Como visto, em tempos de eleições “milagres acontecem”. Mas vale ficar atento, pois a notícia é muito breve e requer melhor avaliação dos consumidores residenciais e comerciais. A abertura de mercado livre de energia elétrica ainda é pouco difundida e as condições gerais precisam ser conhecidas antes de qualquer medida do consumidor.

Cumpre esclarecer que o Mercado Livre ou livre mercado ao qual nos referimos no presente artigo se trata de um sistema econômico em que as trocas de bens e serviços ocorrem de forma voluntária entre as pessoas e empresas, sem a interferência ou controle do Estado. Os preços e a produção são definidos unicamente pela lei da oferta e da procura.

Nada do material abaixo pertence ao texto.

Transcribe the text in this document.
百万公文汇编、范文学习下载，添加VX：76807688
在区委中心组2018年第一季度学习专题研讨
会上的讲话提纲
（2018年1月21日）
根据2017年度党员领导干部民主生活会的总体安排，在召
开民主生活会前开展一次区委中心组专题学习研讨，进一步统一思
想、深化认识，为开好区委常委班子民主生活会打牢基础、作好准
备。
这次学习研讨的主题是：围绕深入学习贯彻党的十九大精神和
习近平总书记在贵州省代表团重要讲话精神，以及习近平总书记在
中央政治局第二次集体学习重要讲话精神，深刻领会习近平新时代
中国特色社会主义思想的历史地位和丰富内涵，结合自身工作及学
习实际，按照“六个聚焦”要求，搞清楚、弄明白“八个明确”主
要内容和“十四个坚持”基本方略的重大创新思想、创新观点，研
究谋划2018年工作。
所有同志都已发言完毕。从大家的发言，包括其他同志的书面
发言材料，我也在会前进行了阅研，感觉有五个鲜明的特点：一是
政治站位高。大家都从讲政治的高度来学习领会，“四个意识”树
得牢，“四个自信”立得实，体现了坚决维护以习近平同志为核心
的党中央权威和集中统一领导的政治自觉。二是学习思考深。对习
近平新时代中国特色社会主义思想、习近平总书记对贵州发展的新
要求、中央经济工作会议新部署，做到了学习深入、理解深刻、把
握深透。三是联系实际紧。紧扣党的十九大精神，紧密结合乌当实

In casu, Mercado Livre ou livre mercado é o termo que se utiliza para designar uma economia quando nela existirem escassas ou nulas restrições ou controles governamentais para os intercâmbios entre indivíduos e empresas. Um sistema de livre mercado implica, portanto, que as empresas atuem livremente, buscando maximizar seus lucros, sem que o planejamento estatal ou os controles de preços as impeçam de tomar as decisões que mais lhes convenham. Também significa que o consumidor é livre para escolher os bens e serviços que deve comprar, sem restrições à sua mobilidade nem limitações jurídicas ou políticas.

O Brasil adota o Mercado Livre ou livre mercado, mas a ingerência do Estado é grande por meio dos altos impostos e taxas, além da imensa burocracia estatal.

O capitalismo propicia o Mercado Livre ou livre mercado, e este promove o florescimento e a prosperidade individual. E essa é a forma ou receita que transforma milhões de pessoas, com interesses e qualidades distintas, em uma sociedade rica. No socialismo isso não acontece. No socialismo, só o governo ganha. No socialismo, a teoria é uma coisa, mas a prática mostra que governos socialistas concentram o poder econômico e político, com controle total governamental.

Capitalismo, sim. Socialismo, não.

Enquanto no ambiente capitalista existem instituições que se colocam paralelas às relações econômicas, no sistema socialista o governo se coloca entre estas relações. Faz isso arbitrando o valor de preços e salários, permitindo ou proibindo a oferta de produtos e regulando a forma como serviços devem ser fornecidos.

No ambiente capitalista, a caridade é facultativa. As pessoas escolhem quem ajudar e de que forma. No sistema socialista, as pessoas são obrigadas a sustentar, por meio do pagamento de impostos, políticas que criam fórmulas genéricas para ajudar determinados grupos de pessoas, a despeito da história e do merecimento de cada indivíduo.

Enfim, embora o Mercado Livre (economia) ou livre mercado - entendido como a troca voluntária de bens e serviços baseada na oferta e na demanda -, seja historicamente mais antigo que o capitalismo moderno, tendo existido em sociedades pré-capitalistas, sua forma institucionalizada de ampla concorrência e propriedade privada é o alicerce principal do sistema capitalista atual.

Portanto, que seja: Estado Mínimo, Livre Iniciativa, Mercado Livre.

Wilson Campos (Advogado/Especialista com atuação nas áreas de Direito Tributário, Trabalhista, Cível e Ambiental/ Presidente da Comissão de Defesa da Cidadania e dos Interesses Coletivos da Sociedade, da OAB-MG, de 2013 a 2021/Delegado de Prerrogativas da OAB-MG, de 2019 a 2021).